You can't even begin setting up the process and security procedure without knowing what you have. Every single piece of hardware from routers to laptops to servers is a potential entry point to your overall system, and thus it is a threat as well. You need to know what are the actual ways someone can get in. In addition, you need to make sure there are areas of responsibility for every piece of hardware.
For example, with all laptops, the owners are responsible to some extent, while with other items such as servers, they rely solely on the IT department. All of these roles should roll up to the IT department anyway, as they should know what items they have, and who has which items (or who is responsible).
By shoring up your hardware inventory management, you can also start associating costs to all of these items. The hardware usually follows a depreciation system, meaning after a certain number of years, you should really be replacing that equipment. Your finance department will love it if you are able to do it, and when the time comes to replace the server with a better one, it will be that much easier, since the previous server has reached its end of life.

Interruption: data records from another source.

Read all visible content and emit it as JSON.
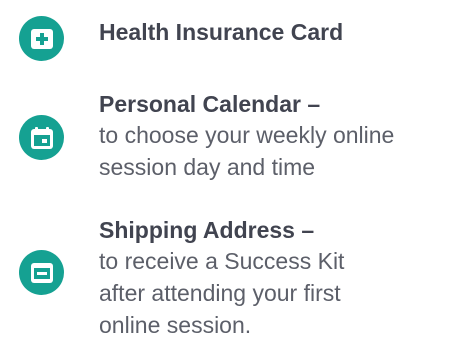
{
  "items": [
    {
      "icon": "medical-plus-icon",
      "title": "Health Insurance Card",
      "desc_lines": []
    },
    {
      "icon": "calendar-icon",
      "title": "Personal Calendar –",
      "desc_lines": [
        "to choose your weekly online",
        "session day and time"
      ]
    },
    {
      "icon": "package-box-icon",
      "title": "Shipping Address –",
      "desc_lines": [
        "to receive a Success Kit",
        "after attending your first",
        "online session."
      ]
    }
  ],
  "colors": {
    "accent": "#15a192",
    "title_text": "#414450",
    "body_text": "#5c5f69"
  }
}
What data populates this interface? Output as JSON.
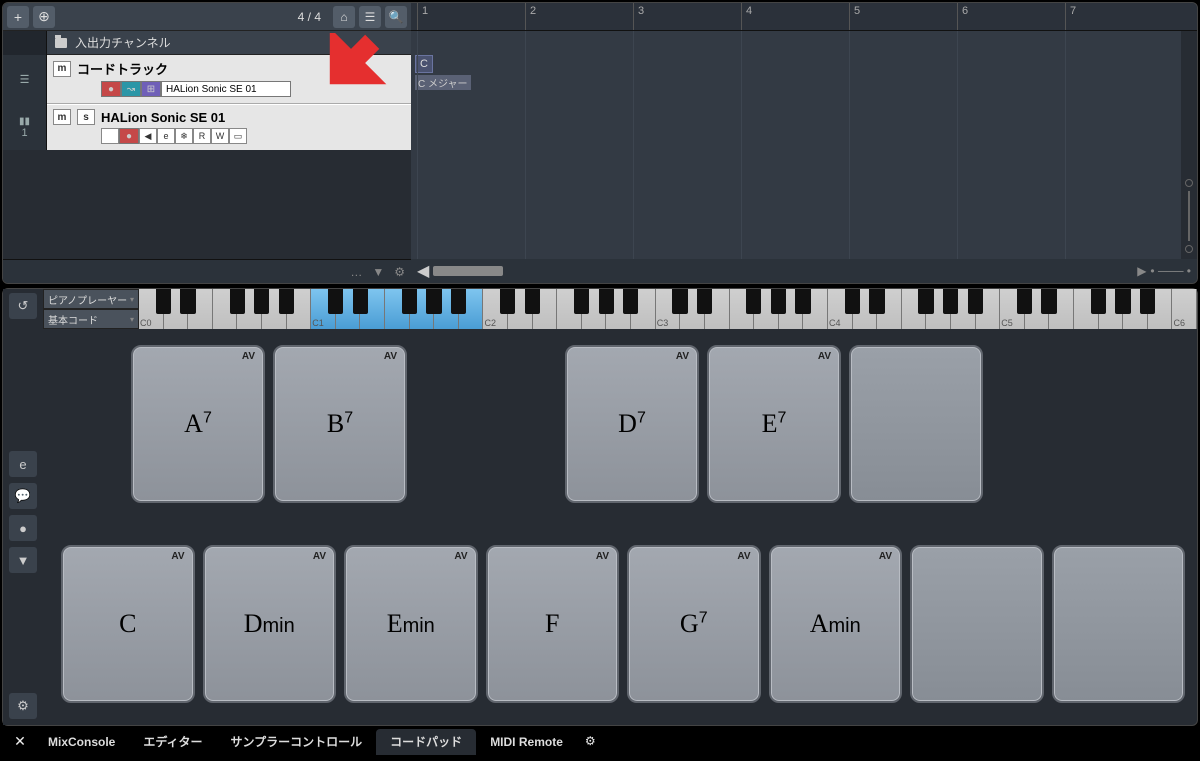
{
  "toolbar": {
    "time_sig": "4 / 4",
    "add_icon": "+",
    "config_icon": "⊕",
    "home_icon": "⌂",
    "list_icon": "☰",
    "search_icon": "🔍"
  },
  "tracks": {
    "bus_label": "入出力チャンネル",
    "chord_track": {
      "mute": "m",
      "name": "コードトラック",
      "instrument": "HALion Sonic SE 01"
    },
    "midi_track": {
      "num": "1",
      "mute": "m",
      "solo": "s",
      "name": "HALion Sonic SE 01",
      "ctrl_e": "e",
      "ctrl_r": "R",
      "ctrl_w": "W"
    }
  },
  "ruler": {
    "bars": [
      "1",
      "2",
      "3",
      "4",
      "5",
      "6",
      "7"
    ]
  },
  "clip": {
    "root": "C",
    "label": "C メジャー"
  },
  "chordpad": {
    "player_label": "ピアノプレーヤー",
    "basic_label": "基本コード",
    "octaves": [
      "C0",
      "C1",
      "C2",
      "C3",
      "C4",
      "C5",
      "C6"
    ],
    "av": "AV",
    "top": [
      "A|7",
      "B|7",
      "",
      "D|7",
      "E|7",
      ""
    ],
    "bot": [
      "C",
      "D|min",
      "E|min",
      "F",
      "G|7",
      "A|min",
      "",
      ""
    ]
  },
  "tabs": {
    "close": "✕",
    "items": [
      "MixConsole",
      "エディター",
      "サンプラーコントロール",
      "コードパッド",
      "MIDI Remote"
    ],
    "active_index": 3,
    "gear": "⚙"
  },
  "icons": {
    "undo": "↺",
    "edit": "e",
    "comment": "💬",
    "rec": "●",
    "down": "▼",
    "gear": "⚙",
    "left": "◀",
    "right": "▶",
    "dot": "…",
    "speaker": "◀"
  }
}
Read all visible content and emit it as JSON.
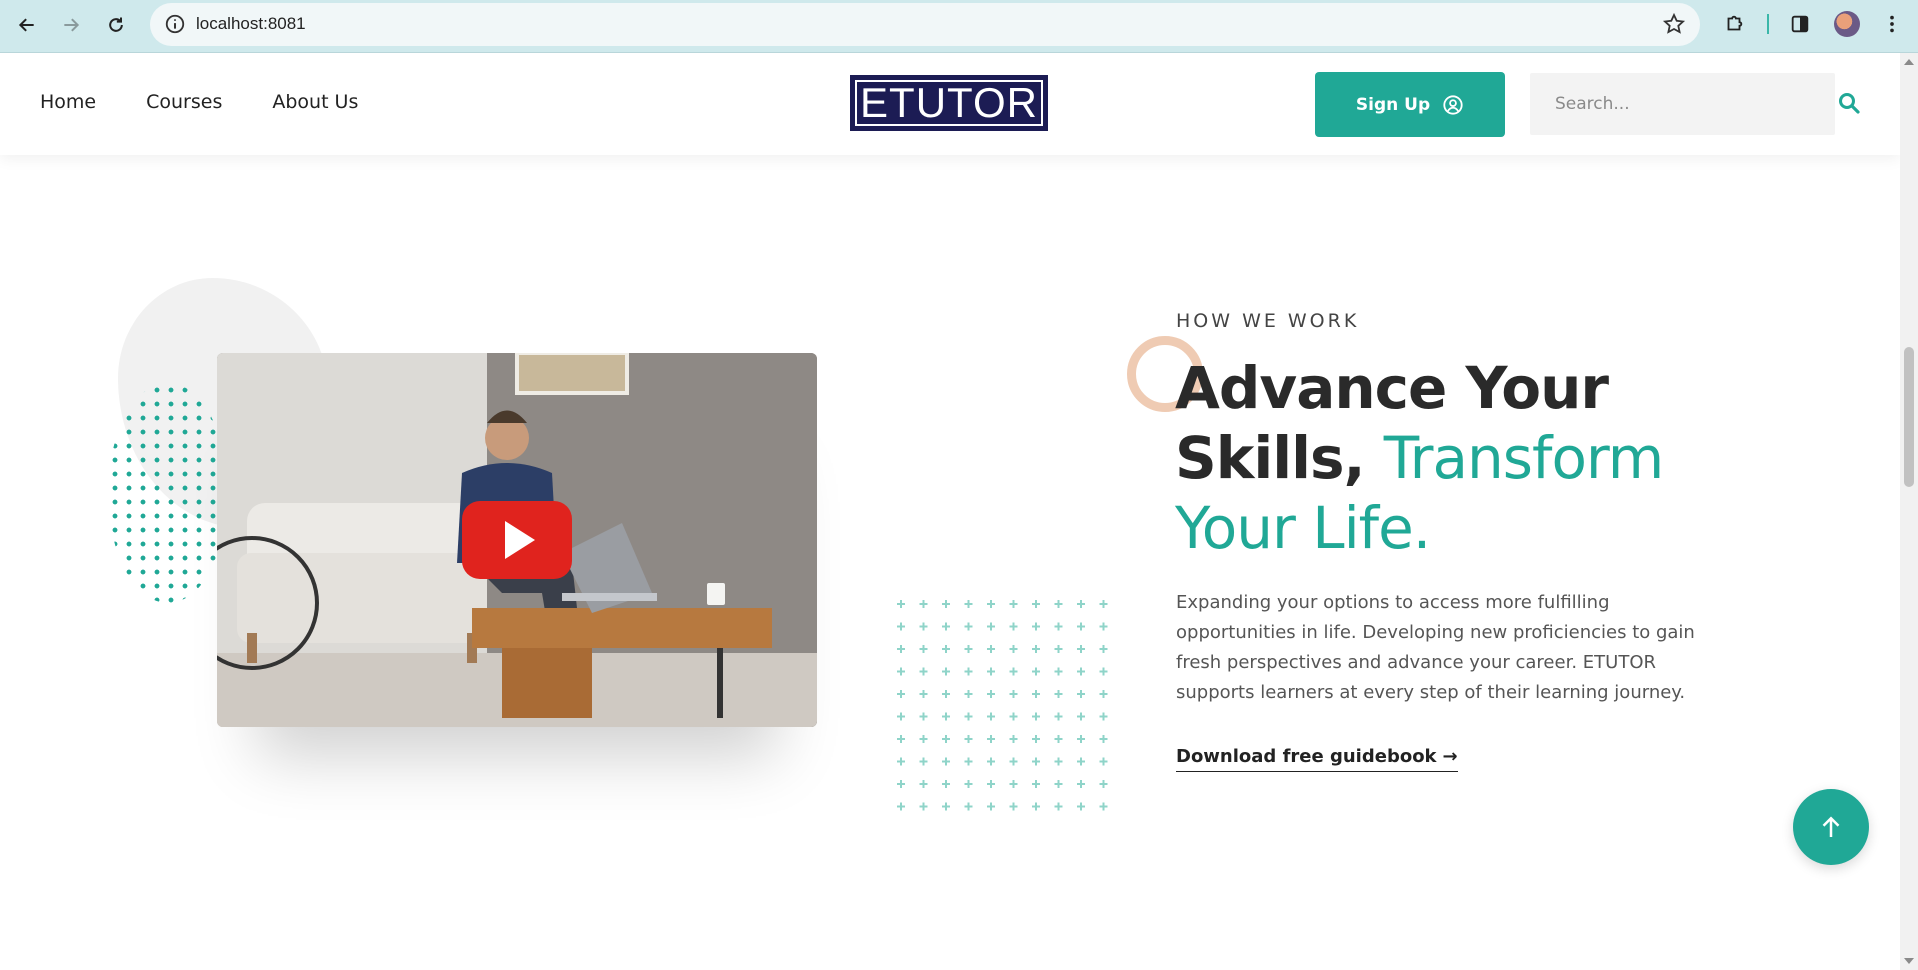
{
  "browser": {
    "url": "localhost:8081"
  },
  "header": {
    "menu": [
      "Home",
      "Courses",
      "About Us"
    ],
    "logo_text": "ETUTOR",
    "signup_label": "Sign Up",
    "search_placeholder": "Search..."
  },
  "hero": {
    "eyebrow": "HOW WE WORK",
    "headline_part1": "Advance Your Skills,",
    "headline_part2": "Transform Your Life.",
    "paragraph": "Expanding your options to access more fulfilling opportunities in life. Developing new proficiencies to gain fresh perspectives and advance your career. ETUTOR supports learners at every step of their learning journey.",
    "link_label": "Download free guidebook",
    "link_arrow": "→"
  },
  "colors": {
    "accent": "#20a896",
    "ring": "#efcbb3",
    "logo_bg": "#1c1c54"
  }
}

Maintaining this list with associated costs helps managers have a relevant overview of their respective budgets. It also has the IT department have an entire view, and they can see if there’s enough funding.
One of the best ways to combat cybersecurity issues is with consistency. With our list, we've added the item and the financial value and depreciation model. By adding the last time reviews were done – we can start ensuring that all systems have spot checks to see if there were any breaches.
This will also help keep track of when issues do happen, it can be tracked and analysed based on the department and the last time there was a review. This security sweep also helps in case of human error, when leaving laptops in taxis, or losing company phones at parties.
This starts shifting towards the software side in some cases, but it is important to have a standard setup for each employee. Someone in the marketing department might need a high powered machine to create designs but might not need to access proprietary company folders and information. While on the other end, someone in the Finance department needs to keep accessing financial information and company bank information, so they would be deemed as needing extra security features in their equipment. This can be done by ensuring they have a security fob to access business banking, and even have a separate security token to access remote server files.
Keeping your hardware files clean will always be more helpful during investigations of potential and actual breaches, and it doesn’t hurt on an overall organisational level.